La formation de nouvelles particules d’aérosols atmosphériques est un
phénomène important associé au système des aérosols
atmosphériques. Elle se divise en un ensemble de processus complexes,
comprenant la production de nanoagrégats à partir de vapeurs
gazeuses, le développement de ces agrégats à des tailles détectables et
leur élimination simultanée par coagulation avec la population de
particules d’aérosols
préexistantes. Une fois formées,
les particules d’aérosols doivent
encore se développer à une taille
supérieure à 50-100 nm de
diamètre pour pouvoir influer
sur le climat, et ce bien que les
particules plus petites puissent
déjà avoir une incidence sur la
santé humaine et la chimie
atmosphérique.
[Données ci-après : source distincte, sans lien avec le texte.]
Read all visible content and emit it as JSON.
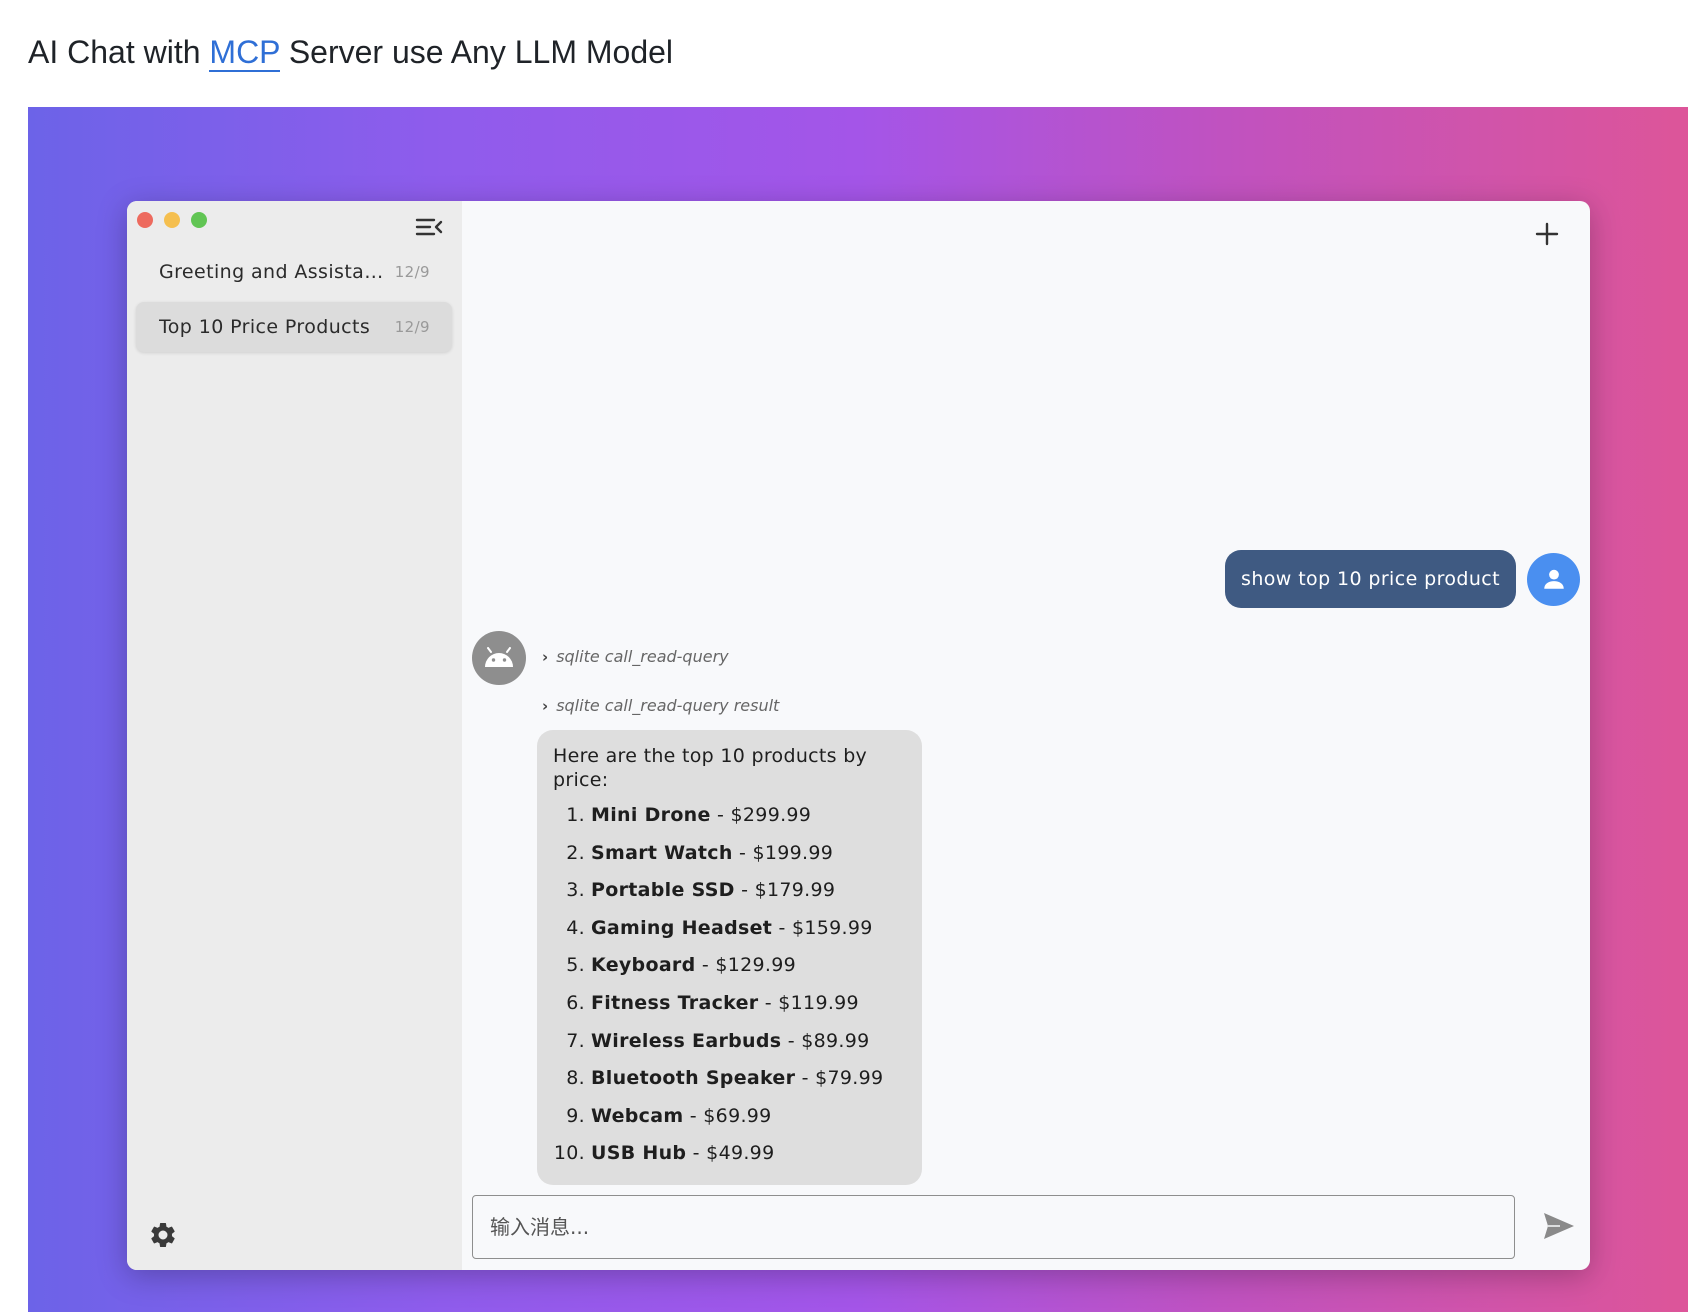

Alors que la
formation d’aérosols est quasiment omniprésente dans l’atmosphère,
notre connaissance de ce phénomène affiche encore de sérieuses
lacunes, qu’il s’agisse du processus de base de la formation des aérosols
atmosphériques ou de ses diverses conséquences sur la chimie
atmosphérique, le climat, la santé humaine et l’environnement.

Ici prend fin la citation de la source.